On 19 April 2012 the Office of Fair Trading ("OFT") said that it had fined British Airways £58.5 million, in a decision which would bring its investigation into price fixing in relation to fuel surcharges to a conclusion.

Collusion with Virgin Atlantic

The case against British Airways related to its collusion with rival Virgin Atlantic in pricing surcharges on long-haul flights. In an original decision in August 2007, British Airways had agreed to pay a fine of £121.5 million for anti-competitive practices that took place between 2004 and early 2006. This would have been the largest civil fine ever imposed by the OFT. Virgin was not required to pay a fine because it reported the case to the watchdog in the first place.

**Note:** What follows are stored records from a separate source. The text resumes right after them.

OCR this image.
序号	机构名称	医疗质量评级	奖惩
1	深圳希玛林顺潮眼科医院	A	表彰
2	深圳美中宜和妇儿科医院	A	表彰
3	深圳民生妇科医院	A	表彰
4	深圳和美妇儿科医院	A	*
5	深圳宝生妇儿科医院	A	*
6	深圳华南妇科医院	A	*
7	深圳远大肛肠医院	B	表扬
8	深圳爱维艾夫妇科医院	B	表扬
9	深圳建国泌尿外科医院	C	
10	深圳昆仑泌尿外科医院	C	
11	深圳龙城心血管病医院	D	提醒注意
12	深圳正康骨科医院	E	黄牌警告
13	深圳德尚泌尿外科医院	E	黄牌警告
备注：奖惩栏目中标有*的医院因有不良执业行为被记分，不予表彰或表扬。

The OFT said that the reduced penalty announced on Thursday reflected recent case law in calculating fines and the level of cooperation shown by British Airways since 2007 in particular.

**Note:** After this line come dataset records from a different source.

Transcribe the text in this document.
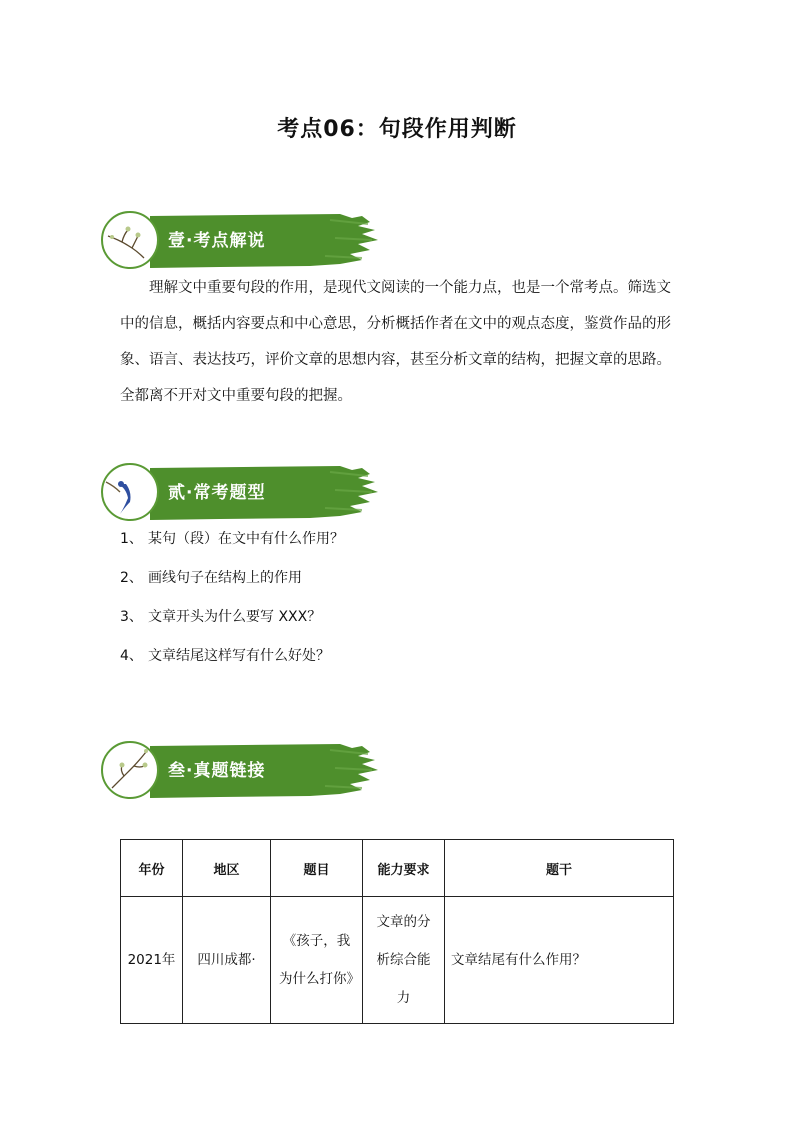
考点06：句段作用判断
壹·考点解说

理解文中重要句段的作用，是现代文阅读的一个能力点，也是一个常考点。筛选文中的信息，概括内容要点和中心意思，分析概括作者在文中的观点态度，鉴赏作品的形象、语言、表达技巧，评价文章的思想内容，甚至分析文章的结构，把握文章的思路。全都离不开对文中重要句段的把握。

贰·常考题型
1、 某句（段）在文中有什么作用？
2、 画线句子在结构上的作用
3、 文章开头为什么要写 XXX？
4、 文章结尾这样写有什么好处？
叁·真题链接
年份	地区	题目	能力要求	题干
2021年	四川成都·	《孩子，我为什么打你》	文章的分析综合能力	文章结尾有什么作用？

Whistleblowers protected from liability

This case is a good example of how whistleblowers can avoid liability for cartel behaviour. As the whistleblower, Virgin Atlantic gained immunity from prosecution and escaped the massive fines that British Airways incurred. However, to guarantee its immunity, Virgin had to produce sufficient evidence for the OFT to bring a criminal trial – as well as field the prosecution's three key witnesses, including Steve Ridgway, the chief executive of Branson's airline.